A Shoulder To Cry On
Helen Callaghan was born in California to British parents and has spent much of her life as a bookseller and book-buyer for Dillons and Waterstones. After reading Archaeology at Cambridge University as a mature student, Callaghan settled in the city which is where she chose to set her debut novel.
Her debut, Dear Amy, is an intelligent psychological thriller that depicts an agony aunt drawn into a sinister situation. The story circles ever closer to a grand but dilapidated country house called The Grove. The story's villain fixates on the house as a symbol of privilege; it is the house, Callaghan notes, that inspires his chilling sense of entitlement.
‘Dear Amy sets up a terrific, tricky premise and then delivers the suspense thriller readers hope for - a tense plot, imaginative twists, and smart writing’ Julia Heaberlin, author of previous Waterstones Thriller of the Month title Black-Eyed Susans.
When I set out to write Dear Amy, a novel in which the heroine is a part-time 'agony aunt', I knew very little about what doing such a job must entail.
In fact, my own experience of the subject was strictly limited to lounging about in my best friend’s bedroom being jaded, while The Stranglers or Joy Division played on her little turntable, and we read extracts from 'Dear Marje' from the Daily Mirror or Irma Kurtz in Cosmopolitan to one another. We would then have an opinionated teenaged debate on what advice we’d give in such a situation, should anyone be astute enough to ask us for it. And if they weren’t, more fool them.

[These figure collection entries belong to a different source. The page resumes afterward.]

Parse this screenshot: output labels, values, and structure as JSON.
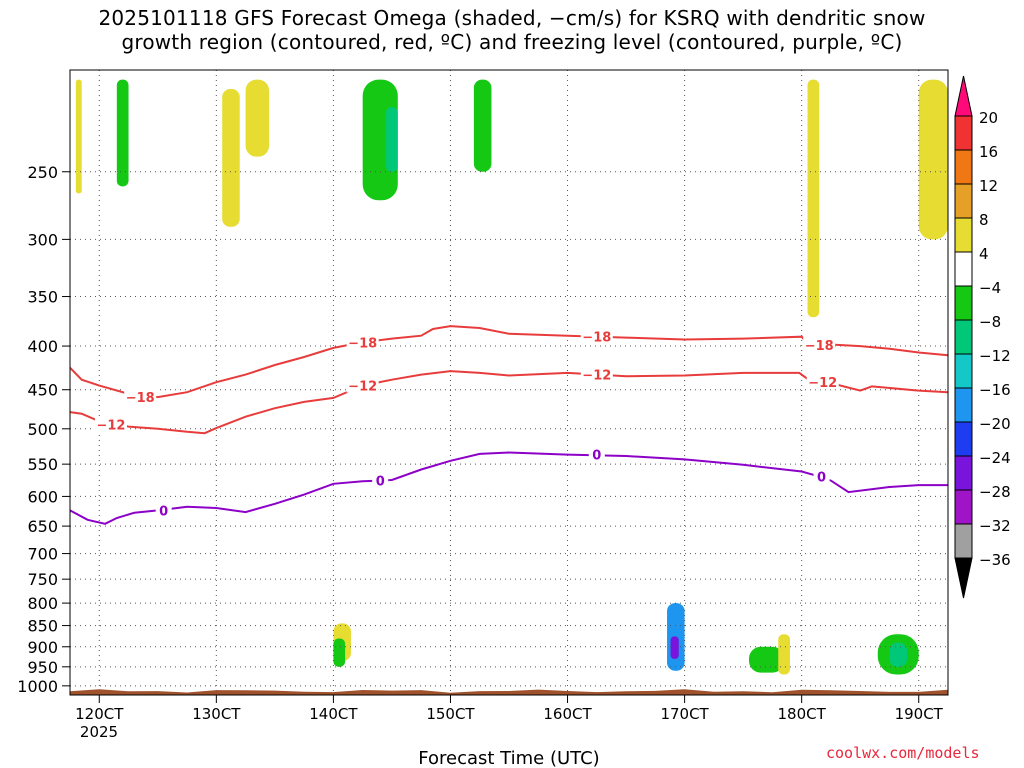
{
  "chart_data": {
    "type": "heatmap",
    "title_lines": [
      "2025101118 GFS Forecast Omega (shaded, −cm/s) for KSRQ with dendritic snow",
      "growth region (contoured, red, ºC) and freezing level (contoured, purple, ºC)"
    ],
    "xlabel": "Forecast Time (UTC)",
    "ylabel": "",
    "x_ticks": [
      {
        "day": 12,
        "label": "120CT"
      },
      {
        "day": 13,
        "label": "130CT"
      },
      {
        "day": 14,
        "label": "140CT"
      },
      {
        "day": 15,
        "label": "150CT"
      },
      {
        "day": 16,
        "label": "160CT"
      },
      {
        "day": 17,
        "label": "170CT"
      },
      {
        "day": 18,
        "label": "180CT"
      },
      {
        "day": 19,
        "label": "190CT"
      }
    ],
    "x_year_label": "2025",
    "xlim": [
      11.75,
      19.25
    ],
    "ylim_hPa": [
      1025,
      190
    ],
    "y_ticks": [
      250,
      300,
      350,
      400,
      450,
      500,
      550,
      600,
      650,
      700,
      750,
      800,
      850,
      900,
      950,
      1000
    ],
    "colorbar": {
      "levels": [
        "20",
        "16",
        "12",
        "8",
        "4",
        "-4",
        "-8",
        "-12",
        "-16",
        "-20",
        "-24",
        "-28",
        "-32",
        "-36"
      ],
      "colors": [
        "#ff0a78",
        "#f03232",
        "#f07814",
        "#e6a028",
        "#e6dc32",
        "#ffffff",
        "#14c814",
        "#00c878",
        "#14c8c8",
        "#1e96f0",
        "#1e3cf0",
        "#7814dc",
        "#a014c8",
        "#a0a0a0",
        "#000000"
      ],
      "top_color": "#ff0a78",
      "bottom_color": "#000000"
    },
    "contours": [
      {
        "name": "dgz-minus18",
        "label": "-18",
        "color": "#e83c3c",
        "points": [
          [
            11.75,
            424
          ],
          [
            11.85,
            438
          ],
          [
            12.0,
            445
          ],
          [
            12.25,
            455
          ],
          [
            12.5,
            459
          ],
          [
            12.75,
            453
          ],
          [
            13.0,
            441
          ],
          [
            13.25,
            432
          ],
          [
            13.5,
            421
          ],
          [
            13.75,
            412
          ],
          [
            14.0,
            402
          ],
          [
            14.25,
            396
          ],
          [
            14.5,
            392
          ],
          [
            14.75,
            389
          ],
          [
            14.85,
            382
          ],
          [
            15.0,
            379
          ],
          [
            15.25,
            381
          ],
          [
            15.5,
            387
          ],
          [
            16.0,
            389
          ],
          [
            16.5,
            391
          ],
          [
            17.0,
            393
          ],
          [
            17.5,
            392
          ],
          [
            18.0,
            390
          ],
          [
            18.05,
            397
          ],
          [
            18.5,
            400
          ],
          [
            18.75,
            403
          ],
          [
            19.0,
            407
          ],
          [
            19.25,
            410
          ]
        ],
        "label_at": [
          [
            12.35,
            459
          ],
          [
            14.25,
            396
          ],
          [
            16.25,
            390
          ],
          [
            18.15,
            399
          ]
        ]
      },
      {
        "name": "dgz-minus12",
        "label": "-12",
        "color": "#e83c3c",
        "points": [
          [
            11.75,
            478
          ],
          [
            11.85,
            480
          ],
          [
            12.0,
            490
          ],
          [
            12.25,
            497
          ],
          [
            12.5,
            500
          ],
          [
            12.75,
            504
          ],
          [
            12.9,
            506
          ],
          [
            13.0,
            499
          ],
          [
            13.25,
            484
          ],
          [
            13.5,
            473
          ],
          [
            13.75,
            465
          ],
          [
            14.0,
            460
          ],
          [
            14.25,
            445
          ],
          [
            14.5,
            438
          ],
          [
            14.75,
            432
          ],
          [
            15.0,
            428
          ],
          [
            15.25,
            430
          ],
          [
            15.5,
            433
          ],
          [
            16.0,
            430
          ],
          [
            16.5,
            434
          ],
          [
            17.0,
            433
          ],
          [
            17.5,
            430
          ],
          [
            17.98,
            430
          ],
          [
            18.05,
            437
          ],
          [
            18.25,
            442
          ],
          [
            18.5,
            451
          ],
          [
            18.6,
            446
          ],
          [
            19.0,
            451
          ],
          [
            19.25,
            453
          ]
        ],
        "label_at": [
          [
            12.1,
            494
          ],
          [
            14.25,
            445
          ],
          [
            16.25,
            432
          ],
          [
            18.18,
            441
          ]
        ]
      },
      {
        "name": "freezing-level-0",
        "label": "0",
        "color": "#8c00c8",
        "points": [
          [
            11.75,
            623
          ],
          [
            11.9,
            639
          ],
          [
            12.05,
            646
          ],
          [
            12.15,
            636
          ],
          [
            12.3,
            627
          ],
          [
            12.5,
            623
          ],
          [
            12.75,
            617
          ],
          [
            13.0,
            619
          ],
          [
            13.25,
            626
          ],
          [
            13.5,
            612
          ],
          [
            13.75,
            597
          ],
          [
            14.0,
            580
          ],
          [
            14.25,
            576
          ],
          [
            14.5,
            574
          ],
          [
            14.75,
            558
          ],
          [
            15.0,
            545
          ],
          [
            15.25,
            535
          ],
          [
            15.5,
            533
          ],
          [
            16.0,
            536
          ],
          [
            16.5,
            538
          ],
          [
            17.0,
            543
          ],
          [
            17.5,
            551
          ],
          [
            18.0,
            561
          ],
          [
            18.1,
            566
          ],
          [
            18.25,
            575
          ],
          [
            18.4,
            593
          ],
          [
            18.75,
            585
          ],
          [
            19.0,
            582
          ],
          [
            19.25,
            582
          ]
        ],
        "label_at": [
          [
            12.55,
            623
          ],
          [
            14.4,
            575
          ],
          [
            16.25,
            536
          ],
          [
            18.17,
            569
          ]
        ]
      }
    ],
    "shaded_regions": [
      {
        "name": "omega-yellow-upper-1",
        "category": "4",
        "x": [
          11.8,
          11.85
        ],
        "p": [
          195,
          265
        ]
      },
      {
        "name": "omega-green-upper-1",
        "category": "-4",
        "x": [
          12.15,
          12.25
        ],
        "p": [
          195,
          260
        ]
      },
      {
        "name": "omega-yellow-upper-2",
        "category": "4",
        "x": [
          13.05,
          13.2
        ],
        "p": [
          200,
          290
        ]
      },
      {
        "name": "omega-yellow-upper-3",
        "category": "4",
        "x": [
          13.25,
          13.45
        ],
        "p": [
          195,
          240
        ]
      },
      {
        "name": "omega-green-upper-2",
        "category": "-4",
        "x": [
          15.2,
          15.35
        ],
        "p": [
          195,
          250
        ]
      },
      {
        "name": "omega-green-upper-3",
        "category": "-4",
        "x": [
          14.25,
          14.55
        ],
        "p": [
          195,
          270
        ]
      },
      {
        "name": "omega-cyan-upper",
        "category": "-8",
        "x": [
          14.45,
          14.55
        ],
        "p": [
          210,
          250
        ]
      },
      {
        "name": "omega-yellow-upper-4",
        "category": "4",
        "x": [
          18.05,
          18.15
        ],
        "p": [
          195,
          370
        ]
      },
      {
        "name": "omega-yellow-upper-5",
        "category": "4",
        "x": [
          19.0,
          19.25
        ],
        "p": [
          195,
          300
        ]
      },
      {
        "name": "omega-yellow-lower-1",
        "category": "4",
        "x": [
          14.0,
          14.15
        ],
        "p": [
          845,
          935
        ]
      },
      {
        "name": "omega-green-lower-1",
        "category": "-4",
        "x": [
          14.0,
          14.1
        ],
        "p": [
          880,
          950
        ]
      },
      {
        "name": "omega-blue-lower-1",
        "category": "-16",
        "x": [
          16.85,
          17.0
        ],
        "p": [
          800,
          960
        ]
      },
      {
        "name": "omega-purple-lower-1",
        "category": "-24",
        "x": [
          16.88,
          16.95
        ],
        "p": [
          875,
          930
        ]
      },
      {
        "name": "omega-green-lower-2",
        "category": "-4",
        "x": [
          17.55,
          17.85
        ],
        "p": [
          900,
          965
        ]
      },
      {
        "name": "omega-yellow-lower-2",
        "category": "4",
        "x": [
          17.8,
          17.9
        ],
        "p": [
          870,
          970
        ]
      },
      {
        "name": "omega-green-lower-3",
        "category": "-4",
        "x": [
          18.65,
          19.0
        ],
        "p": [
          870,
          970
        ]
      },
      {
        "name": "omega-cyan-lower-3",
        "category": "-8",
        "x": [
          18.75,
          18.9
        ],
        "p": [
          890,
          950
        ]
      }
    ],
    "terrain": {
      "label": "surface",
      "color": "#a0522d"
    }
  },
  "credit": "coolwx.com/models"
}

We’d stumbled, as if by accident, on one of the stranger aspects of being an agony aunt, which is that you don’t need any qualifications to dispense advice to strangers in the newspaper, or indeed in life. You only require sufficient chutzpah.
Photography: Lee Irvine
The phrase 'agony aunt' is a peculiarly English one, conjuring up the idealised image of an older, more sensible female relative you could turn to (anonymously) in your hour of need. Nevertheless, the phenomenon of an advice column is common around the world.

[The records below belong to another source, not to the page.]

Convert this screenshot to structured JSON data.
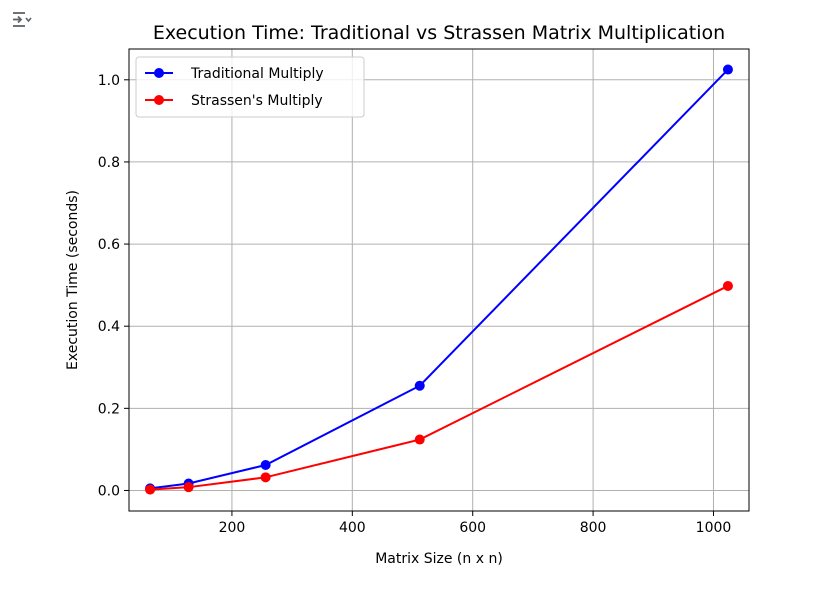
{
  "toolbar": {
    "output_icon": "output-toggle-icon"
  },
  "chart_data": {
    "type": "line",
    "title": "Execution Time: Traditional vs Strassen Matrix Multiplication",
    "xlabel": "Matrix Size (n x n)",
    "ylabel": "Execution Time (seconds)",
    "xlim": [
      29,
      1059
    ],
    "ylim": [
      -0.05,
      1.075
    ],
    "xticks": [
      200,
      400,
      600,
      800,
      1000
    ],
    "xtick_labels": [
      "200",
      "400",
      "600",
      "800",
      "1000"
    ],
    "yticks": [
      0.0,
      0.2,
      0.4,
      0.6,
      0.8,
      1.0
    ],
    "ytick_labels": [
      "0.0",
      "0.2",
      "0.4",
      "0.6",
      "0.8",
      "1.0"
    ],
    "grid": true,
    "legend_position": "top-left",
    "x": [
      64,
      128,
      256,
      512,
      1024
    ],
    "series": [
      {
        "name": "Traditional Multiply",
        "color": "#0000ff",
        "values": [
          0.005,
          0.017,
          0.062,
          0.255,
          1.025
        ]
      },
      {
        "name": "Strassen's Multiply",
        "color": "#ff0000",
        "values": [
          0.002,
          0.008,
          0.032,
          0.124,
          0.498
        ]
      }
    ]
  }
}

The earliest such column in English appeared in 1691, in the Athenian Mercury. The questions asked range from the suspiciously personal “I knew a gentlewoman who wept the first night she slept with her husband, whether was it joy, fear, or modesty that caused these tears?” to such philosophical brain-twisters as “How can a man know when he dreams or when he is really awake?” (for more about the replies from the indefatiguable guys at the Athenian Mercury (and make no mistake, they were all guys) check out this rather wonderful website).
But advice columns seem to have really taken off during the twentieth century, which is the golden age of the syndicated advice columnist. Such a column is invariably fronted by an older woman who is sympathetic but also acerbic when required. They may or may not be a real person, and such a persona usually has several people writing under that name.
The most notable examples of this kind were the rival US agony aunts, Dear Abby and Ask Ann Landers. Ann Landers was actually several people, none of whom were named Ann Landers. The last of these was an Eppie Lederer who took over the name in 1955. Her twin sister, Pauline (or “Po-Po”) Phillips, not to be outdone, started the competing advice column “Dear Abby” a few months later in 1956.
To the surprise of absolutely no-one the sisters accordingly fell out over this, which must have made answering letters on sibling rivalry an uncomfortable experience for both of them.
But they both specialised in a wonderful line in snappy retorts - such as Abby’s reply to a scandalised neighbour complaining that a gay couple had moved in over the road. What could "Up in Arms" do to keep up the property values in the neighbourhood? Abby’s famous reply: “You could move.”
Though everybody loves an advice columnist (or at the very least, loves to hate them) some demonstrably have different focuses. The modern syndicated agony aunts in the US such as Dear Prudence tend to focus more on the problems afflicting blended families, spouses and significant others, or the quarrels between friends - whereas the long-running Dear Deidre (not to be perused in an open-plan office) at the Sun in the UK has a somewhat different focus. This week’s questions, according to their webpage, include “Guilty of having hot sex with my girlfriend’s sister” and “My fella’s threesome fantasy turned me bisexual after mind-blowing sex.” (It is a peculiar but universal law of nature that all of the sex that you yourself are not personally having is “mind-blowing”.)
Clearly the more risqué columns are being read for something other than a need to seek advice, but in truth, this could be said of any advice column. We read agony aunt columns for the same reason reality TV is so enticing - so we can take a glimpse into the lives and problems of others, from a safe distance.
Most of the time the problems are relatively low impact, but sometimes they can be heartbreaking, or scary, or fill you with despair at the state of humanity. An agony aunt is ultimately in a privileged position, and this is what attracted me to using one in Dear Amy. Margot, who is behind the “Dear Amy” advice column, is receiving letters from someone who Margot doesn’t believe is who she claims to be. I was very drawn to this dialogue that essentially takes place while both participants are wearing masks, hidden beneath their aliases. The contrast between the anonymity of their contact and its intense intimacy seemed to me to make a great springboard for a novel, and this was the genesis of Dear Amy.